LOGAN SQUARE — A group of youth leaders who helped shape the 606 affordable housing ordinance and their supporters marched to the elevated trail Wednesday evening and then formed a wall to block joggers and cyclists from passing — all in an effort to keep momentum for the legislation going.
The ordinance, designed to curb gentrification along the 606, hasn't seen much movement since it was introduced before the City Council in May.
Logan Square Neighborhood Association, one of the neighborhood groups that helped write the ordinance, organized the march to "keep people thinking and talking" about the proposed legislation, according to Christian Diaz, housing organizer for the association.
Diaz said the ordinance is expected to go before the city's zoning committee after it's been thoroughly reviewed, possibly in September.
The march started on the steps of Humboldt Park Methodist Church, 2120 N. Mozart St., where youth leaders like Ashley Galvan Ramos, 18, gave impassioned speeches about how Logan Square "doesn't feel like home anymore" now that gentrification has taken hold.
"Logan Square has always been my home. I went to grade school in Logan Square and all my memories are in Logan Square.
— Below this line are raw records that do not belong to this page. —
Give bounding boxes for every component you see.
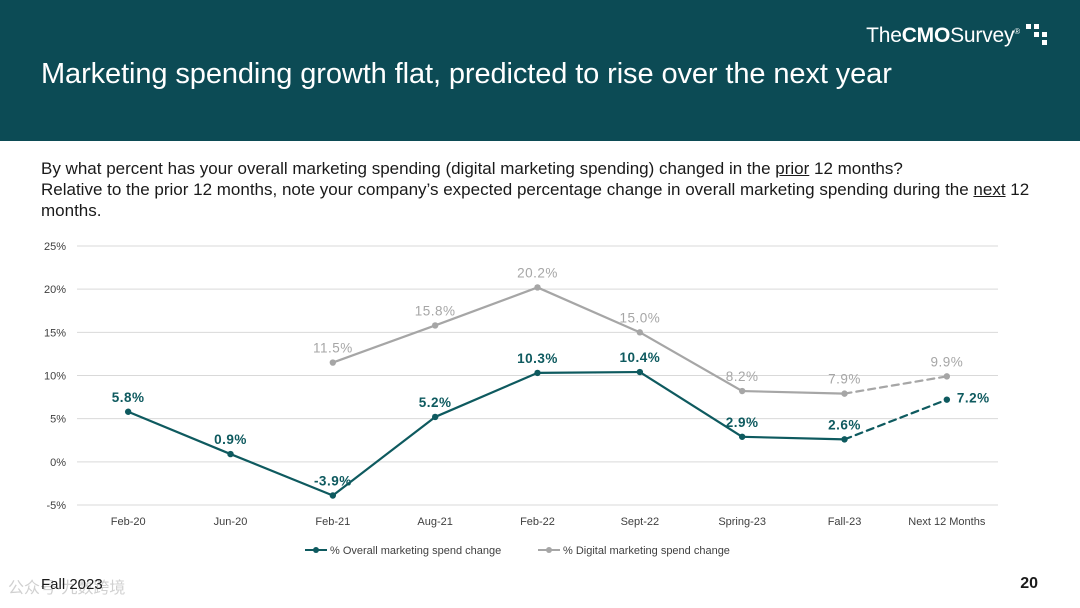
digital-series-segment — [434, 286, 539, 327]
overall-series-segment — [843, 398, 948, 441]
line-chart: -5% 0% 5% 10% 15% 20% 25% Feb-20 Jun-20 Feb-21 Aug… — [44, 241, 998, 557]
y-tick-label: 10% — [44, 371, 66, 383]
q2-after: 12 months. — [41, 180, 1030, 220]
legend-overall-marker — [313, 547, 319, 553]
digital-data-point — [636, 329, 644, 336]
q2-emphasis: next — [973, 180, 1006, 199]
overall-data-label: 2.6% — [828, 417, 861, 432]
overall-series-segment — [638, 370, 744, 438]
logo-cmo: CMO — [901, 24, 951, 47]
overall-series-segment — [127, 410, 232, 456]
digital-data-point — [329, 359, 337, 366]
header-banner: TheCMOSurvey® Marketing spending growth … — [0, 0, 1080, 141]
digital-data-point — [431, 322, 439, 329]
digital-data-label: 9.9% — [930, 354, 963, 369]
logo-registered-mark: ® — [1014, 27, 1020, 36]
overall-data-label: -3.9% — [314, 474, 352, 489]
page-number: 20 — [1020, 575, 1038, 592]
x-tick-label: Aug-21 — [417, 516, 452, 528]
x-tick-label: Feb-21 — [315, 516, 350, 528]
digital-data-label: 20.2% — [517, 265, 558, 280]
logo-the: The — [866, 24, 902, 47]
overall-data-point — [738, 433, 746, 440]
q2-before: Relative to the prior 12 months, note yo… — [41, 180, 974, 199]
overall-series-segment — [434, 371, 539, 419]
overall-series-segment — [741, 435, 846, 441]
legend-digital-label: % Digital marketing spend change — [563, 545, 730, 557]
question-line-1: By what percent has your overall marketi… — [41, 158, 1041, 179]
overall-data-point — [841, 436, 848, 443]
cmo-survey-logo: TheCMOSurvey® — [866, 18, 1054, 48]
overall-data-label: 5.8% — [112, 390, 145, 405]
x-tick-label: Next 12 Months — [908, 516, 986, 528]
logo-survey: Survey — [950, 24, 1015, 47]
digital-series-segment — [843, 375, 948, 395]
x-tick-label: Fall-23 — [828, 516, 862, 528]
y-tick-label: 25% — [44, 241, 66, 253]
overall-data-label: 0.9% — [214, 432, 247, 447]
digital-series-segment — [536, 286, 641, 334]
page-title: Marketing spending growth flat, predicte… — [41, 58, 892, 90]
digital-data-label: 15.8% — [415, 303, 456, 318]
digital-data-label: 7.9% — [828, 372, 861, 387]
digital-series-segment — [331, 324, 437, 364]
digital-data-point — [534, 284, 541, 291]
y-tick-label: -5% — [46, 500, 66, 512]
footer-date: Fall 2023 — [41, 576, 103, 593]
y-tick-label: 5% — [50, 414, 66, 426]
overall-series-segment — [229, 452, 334, 497]
x-tick-label: Feb-22 — [520, 516, 555, 528]
overall-data-point — [534, 369, 541, 377]
legend-digital-marker — [546, 547, 552, 553]
digital-data-label: 15.0% — [619, 310, 660, 325]
digital-series-segment — [741, 389, 846, 395]
y-tick-label: 15% — [44, 327, 66, 339]
overall-data-point — [124, 408, 132, 415]
logo-dots-icon — [1024, 18, 1054, 46]
legend-overall-label: % Overall marketing spend change — [330, 545, 501, 557]
q1-after: 12 months? — [809, 159, 903, 178]
y-tick-label: 20% — [44, 284, 66, 296]
digital-data-label: 8.2% — [726, 369, 759, 384]
overall-data-label: 10.3% — [517, 351, 558, 366]
overall-series-segment — [536, 370, 641, 375]
overall-data-point — [329, 492, 337, 499]
survey-question: By what percent has your overall marketi… — [41, 158, 1041, 221]
digital-data-point — [841, 390, 848, 397]
x-tick-label: Sept-22 — [621, 516, 660, 528]
y-tick-label: 0% — [50, 457, 66, 469]
overall-data-label: 5.2% — [419, 395, 452, 410]
overall-series-segment — [331, 415, 437, 497]
x-tick-label: Spring-23 — [718, 516, 766, 528]
x-tick-label: Feb-20 — [111, 516, 146, 528]
overall-data-label: 10.4% — [619, 350, 660, 365]
q1-emphasis: prior — [775, 159, 810, 178]
overall-data-label: 7.2% — [957, 391, 990, 406]
logo-wordmark: TheCMOSurvey® — [866, 18, 1020, 50]
overall-data-point — [227, 450, 234, 458]
digital-data-label: 11.5% — [313, 341, 353, 356]
overall-data-point — [431, 413, 439, 421]
q1-before: By what percent has your overall marketi… — [41, 159, 776, 178]
x-tick-label: Jun-20 — [214, 516, 248, 528]
digital-data-point — [943, 373, 951, 380]
digital-data-point — [738, 387, 746, 395]
digital-series-segment — [638, 331, 744, 393]
overall-data-label: 2.9% — [726, 415, 759, 430]
overall-data-point — [943, 396, 951, 403]
overall-data-point — [636, 368, 644, 376]
question-line-2: Relative to the prior 12 months, note yo… — [41, 179, 1041, 221]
I've seen Latinx people leave, and luxury developments pop up, and I've started to feel unwelcome in my community," Galvan Ramos said.
Ashley Galvan Ramos, 18, youth leader with Logan Square Neighborhood Association, giving remarks at the rally next to Delia Ramirez. [All photos DNAinfo/Mina Bloom]
A member of the church, Delia Ramirez, 34, said her parents each worked multiple jobs for years to be able to afford their home at Central Park and Wabansia avenues about 27 years ago. After finally paying off their mortgage, Ramirez's parents are now faced with new challenges: The rising cost of property taxes, utilities and maintaining the affordable units they rent out.
"They're barely making it," Ramirez told the crowd.
"I look to the right, and I am reminded that they are constantly trying to push us out of the place that we have called home for a very, very long time," she added, pointing to three luxury buildings adjacent to the church.
"My fear is waking up to a building like that with neighbors who never want to engage us."
The group heads down California Avenue.
Under the proposed legislation, developers and new land owners would be charged hefty fees — anywhere from $300,000 to $650,000 — to demolish residential buildings on the western portion of the trail and replace them with projects that don't include a substantial amount of affordable housing. It would also make it more expensive to expand existing residential buildings along the trail. (Read the full ordinance below.)
The money would then be deposited into an affordable housing trust managed by a board made up of local aldermen, leaders from local groups including the neighborhood association and Latin United Community Housing Association, and commissioners of the city's Buildings and Planning and Development departments.
The law would apply to what co-sponsor Ald. Joe Moreno (1st) called "a pilot area" — a large portion of Logan Square and Humboldt Park bounded by Hirsch Street on the south, Palmer Street on the north, Western Avenue on the east and Kostner Avenue on the west.
After remarks at the church, the group marched down California Avenue with signs that read, "Now that the neighborhood is nice, why do I have to move?" and chanting, "Hey hey, ho ho, demolitions have got to go."
The group on the trail, where they formed a wall and blocked joggers and cyclists from passing.
Once the group reached the trail, they formed a wall, blocking joggers and cyclists from passing through as they continued to chant. Most of the trail users who encountered the protest turned around without exchanging words with the group.